Affiliate of Research Centre in Creative Arts and Human Flourishing
Research Centre in Creative Arts and Human Flourishing
Faculty of Health and Behavioural Sciences
Associate Professor
School of Electrical Engineering and Computer Science
Faculty of Engineering, Architecture and Information Technology
Availability:
Available for supervision
Media expert
Human-centred design of interactive systems
Stephen Viller is a researcher and educator in human-centred design methods, particularly applied to designing social, domestic and mobile computing technologies, and understanding how people's interactions in everyday settings inform the design of such technologies. He has over 20 years of experience in Computer Supported Cooperative Work (CSCW), Interaction Design, and Human-Computer Interaction (HCI) research, where he has focused on bridging disciplines and perspectives.

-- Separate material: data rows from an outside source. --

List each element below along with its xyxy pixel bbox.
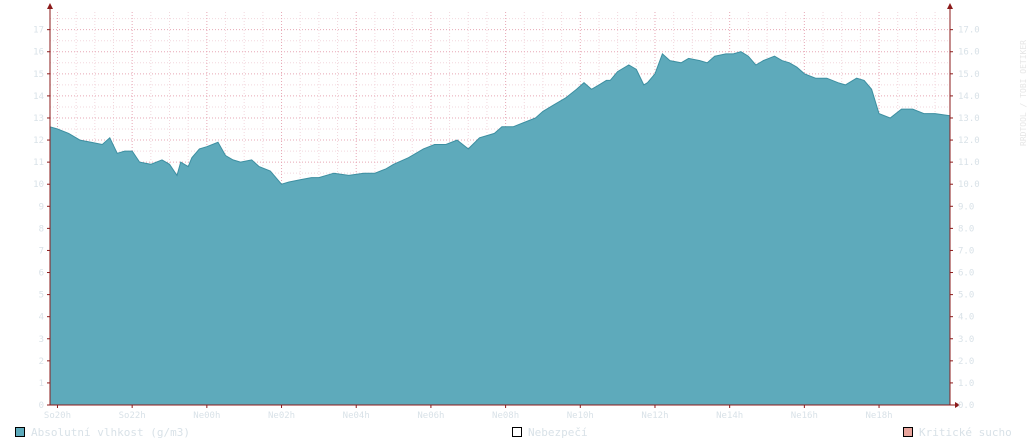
y-tick-label-right: 9.0 <box>958 202 974 212</box>
x-tick-label: So22h <box>119 411 146 421</box>
x-tick-label: Ne06h <box>417 411 444 421</box>
x-tick-label: Ne04h <box>343 411 370 421</box>
y-tick-label-left: 1 <box>39 379 44 389</box>
y-tick-label-left: 5 <box>39 291 44 301</box>
y-tick-label-left: 15 <box>33 70 44 80</box>
x-tick-label: Ne16h <box>791 411 818 421</box>
y-tick-label-left: 16 <box>33 48 44 58</box>
legend-item-danger: Nebezpečí <box>512 424 588 440</box>
y-tick-label-right: 14.0 <box>958 92 980 102</box>
legend-item-critical: Kritické sucho <box>903 424 1012 440</box>
y-tick-label-left: 9 <box>39 202 44 212</box>
x-tick-label: Ne12h <box>641 411 668 421</box>
legend-swatch-critical <box>903 427 913 437</box>
rrdtool-watermark: RRDTOOL / TOBI OETIKER <box>1019 40 1028 146</box>
axes <box>47 3 960 408</box>
legend-swatch-humidity <box>15 427 25 437</box>
y-tick-label-left: 3 <box>39 335 44 345</box>
x-tick-label: Ne02h <box>268 411 295 421</box>
x-tick-label: Ne14h <box>716 411 743 421</box>
y-tick-label-right: 12.0 <box>958 136 980 146</box>
y-tick-label-right: 17.0 <box>958 26 980 36</box>
x-axis-labels: So20h So22h Ne00h Ne02h Ne04h Ne06h Ne08h Ne10h… <box>44 411 893 421</box>
x-tick-label: Ne10h <box>567 411 594 421</box>
y-tick-label-left: 6 <box>39 269 44 279</box>
legend-label-critical: Kritické sucho <box>919 425 1012 439</box>
y-axis-right-labels: 0.0 1.0 2.0 3.0 4.0 5.0 6.0 7.0 8.0 9.0 10.0 11.0 12… <box>958 26 980 411</box>
y-tick-label-left: 14 <box>33 92 44 102</box>
y-axis-left-arrow <box>47 3 53 9</box>
y-tick-label-right: 16.0 <box>958 48 980 58</box>
legend-item-humidity: Absolutní vlhkost (g/m3) <box>15 424 190 440</box>
humidity-line <box>49 51 951 185</box>
legend-label-humidity: Absolutní vlhkost (g/m3) <box>31 425 190 439</box>
y-tick-label-left: 2 <box>39 357 44 367</box>
y-tick-label-right: 11.0 <box>958 158 980 168</box>
y-tick-label-right: 13.0 <box>958 114 980 124</box>
y-tick-label-right: 5.0 <box>958 291 974 301</box>
y-tick-label-right: 8.0 <box>958 224 974 234</box>
x-tick-label: So20h <box>44 411 71 421</box>
y-tick-label-right: 3.0 <box>958 335 974 345</box>
legend-label-danger: Nebezpečí <box>528 425 588 439</box>
x-tick-label: Ne00h <box>193 411 220 421</box>
x-tick-label: Ne18h <box>865 411 892 421</box>
y-tick-label-left: 17 <box>33 26 44 36</box>
y-tick-label-left: 12 <box>33 136 44 146</box>
y-tick-label-left: 8 <box>39 224 44 234</box>
y-tick-label-right: 6.0 <box>958 269 974 279</box>
y-tick-label-right: 4.0 <box>958 313 974 323</box>
y-tick-label-right: 15.0 <box>958 70 980 80</box>
y-tick-label-left: 7 <box>39 246 44 256</box>
y-tick-label-left: 11 <box>33 158 44 168</box>
x-axis-arrow <box>955 402 960 408</box>
x-tick-label: Ne08h <box>492 411 519 421</box>
y-tick-label-right: 1.0 <box>958 379 974 389</box>
y-tick-label-left: 13 <box>33 114 44 124</box>
y-tick-label-right: 2.0 <box>958 357 974 367</box>
y-tick-label-right: 0.0 <box>958 401 974 411</box>
y-tick-label-left: 4 <box>39 313 44 323</box>
legend-swatch-danger <box>512 427 522 437</box>
y-tick-label-left: 10 <box>33 180 44 190</box>
y-tick-label-right: 7.0 <box>958 246 974 256</box>
humidity-area <box>50 51 950 405</box>
y-axis-right-arrow <box>947 3 953 9</box>
y-tick-label-right: 10.0 <box>958 180 980 190</box>
y-tick-label-left: 0 <box>39 401 44 411</box>
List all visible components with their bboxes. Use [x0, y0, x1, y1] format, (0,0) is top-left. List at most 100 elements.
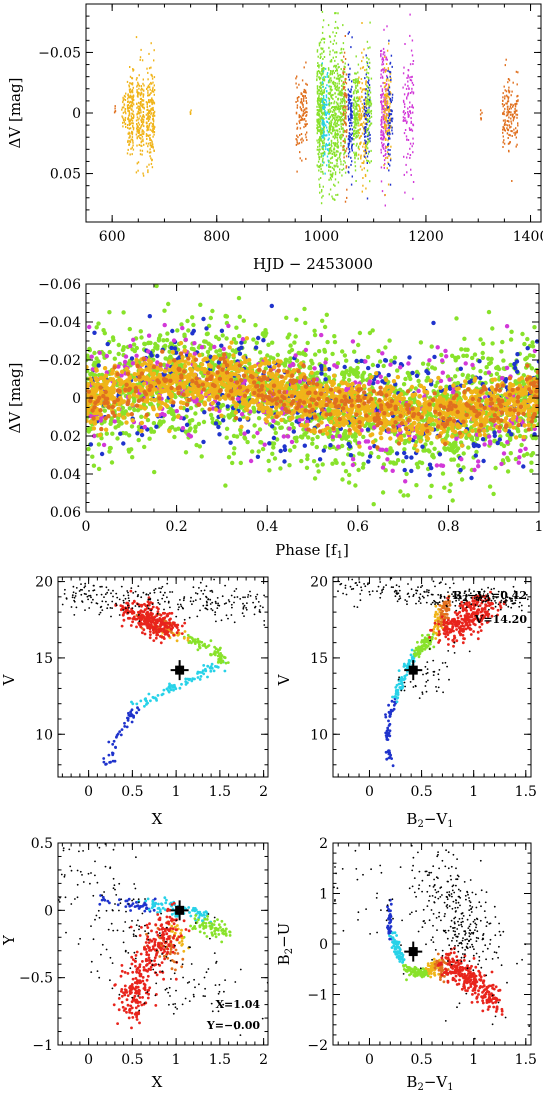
- data-point: [342, 108, 344, 111]
- data-point: [345, 111, 347, 114]
- data-point: [131, 122, 133, 125]
- data-point: [319, 118, 321, 121]
- data-point: [432, 366, 438, 371]
- data-point: [509, 126, 511, 129]
- data-point: [365, 83, 367, 86]
- data-point: [382, 146, 384, 149]
- data-point: [318, 112, 320, 115]
- data-point: [502, 99, 504, 102]
- data-point: [391, 93, 394, 96]
- data-point: [402, 111, 405, 114]
- data-point: [337, 193, 339, 196]
- data-point: [391, 117, 394, 120]
- data-point: [391, 132, 394, 135]
- data-point: [141, 115, 144, 118]
- data-point: [265, 353, 270, 358]
- data-point: [387, 161, 389, 164]
- data-point: [507, 137, 509, 139]
- data-point: [361, 132, 364, 135]
- data-point: [350, 133, 352, 136]
- data-point: [318, 110, 320, 113]
- data-point: [141, 130, 143, 133]
- data-point: [337, 165, 339, 168]
- data-point: [389, 72, 392, 75]
- data-point: [316, 73, 319, 76]
- data-point: [365, 88, 367, 91]
- data-point: [148, 67, 151, 70]
- data-point: [316, 87, 319, 90]
- data-point: [328, 122, 331, 125]
- data-point: [358, 82, 360, 85]
- data-point: [331, 150, 333, 153]
- data-point: [321, 82, 324, 85]
- data-point: [336, 120, 339, 123]
- data-point: [323, 78, 326, 81]
- data-point: [356, 82, 359, 85]
- data-point: [137, 110, 139, 113]
- data-point: [362, 66, 365, 69]
- data-point: [369, 86, 371, 89]
- data-point: [359, 87, 362, 90]
- data-point: [148, 110, 151, 113]
- data-point: [147, 94, 149, 97]
- data-point: [355, 85, 357, 87]
- data-point: [132, 407, 137, 413]
- data-point: [310, 437, 315, 442]
- data-point: [296, 141, 298, 144]
- data-point: [150, 73, 152, 76]
- data-point: [336, 26, 338, 29]
- data-point: [386, 49, 389, 52]
- data-point: [142, 444, 147, 450]
- data-point: [380, 119, 382, 122]
- data-point: [330, 178, 332, 181]
- data-point: [516, 95, 518, 98]
- data-point: [384, 204, 386, 207]
- data-point: [336, 139, 339, 142]
- data-point: [131, 146, 133, 149]
- data-point: [145, 135, 148, 138]
- data-point: [153, 114, 156, 117]
- data-point: [504, 107, 506, 110]
- data-point: [210, 360, 215, 365]
- x-tick-label: 1400: [513, 229, 543, 245]
- data-point: [278, 466, 283, 471]
- data-point: [362, 177, 364, 179]
- data-point: [94, 325, 99, 330]
- data-point: [367, 128, 369, 131]
- data-point: [350, 105, 352, 108]
- data-point: [366, 197, 369, 200]
- data-point: [480, 117, 482, 120]
- data-point: [334, 112, 336, 115]
- data-point: [128, 95, 130, 98]
- data-point: [321, 81, 324, 84]
- data-point: [364, 126, 366, 129]
- data-point: [148, 340, 153, 346]
- data-point: [431, 455, 436, 460]
- data-point: [292, 340, 297, 345]
- data-point: [132, 128, 135, 131]
- data-point: [128, 123, 131, 125]
- data-point: [253, 323, 258, 328]
- data-point: [335, 164, 337, 167]
- data-point: [127, 139, 129, 142]
- data-point: [272, 456, 278, 461]
- data-point: [368, 132, 370, 135]
- data-point: [328, 68, 330, 71]
- data-point: [519, 442, 524, 448]
- data-point: [326, 90, 328, 93]
- data-point: [337, 87, 339, 90]
- data-point: [344, 86, 346, 89]
- data-point: [410, 112, 412, 115]
- data-point: [127, 100, 129, 103]
- data-point: [347, 472, 352, 478]
- data-point: [297, 99, 299, 102]
- data-point: [352, 79, 355, 81]
- data-point: [299, 151, 301, 154]
- data-point: [363, 114, 365, 117]
- data-point: [353, 104, 355, 107]
- data-point: [319, 92, 321, 95]
- data-point: [236, 295, 242, 301]
- data-point: [115, 436, 120, 441]
- data-point: [335, 64, 337, 67]
- data-point: [363, 88, 365, 91]
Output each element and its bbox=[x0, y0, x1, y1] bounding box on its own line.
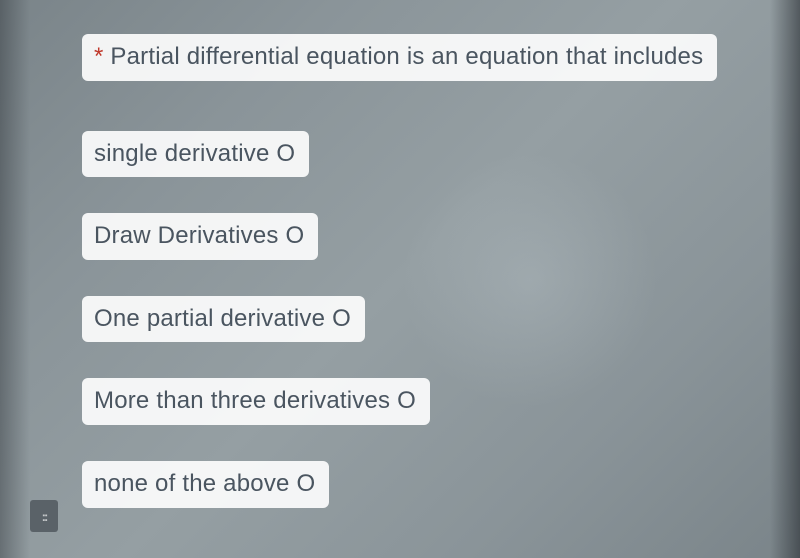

He has concentrated on qualitative methods, particularly observational fieldwork, contextual interviews, diary studies and field trips, but also increasingly on more ‘designerly’ approaches such as cultural probes, low-fidelity prototypes, rapid prototyping and sketching.
Stephen is an Associate Professor and leader of the Human-Centred Computing discipline in the School of Electrical Engineering & Computer Science, and UQ's Theme Leader for the Digital Worlds and Disruptive Technologies theme in the QUEX Institute. From 2016-2019 he was the Director of Coursework Studies (Chair of T&L committee) and from 2011-2016 he was Program Director of the Bachelor of Multimedia Design and Master of Interaction Design. His publications span various interdisciplinary journals and conferences in HCI/CSCW and technology design. He has a BSc (Hons) Computation (UMIST), MSc Cognitive Science (Manchester) and PhD Computing (Lancaster).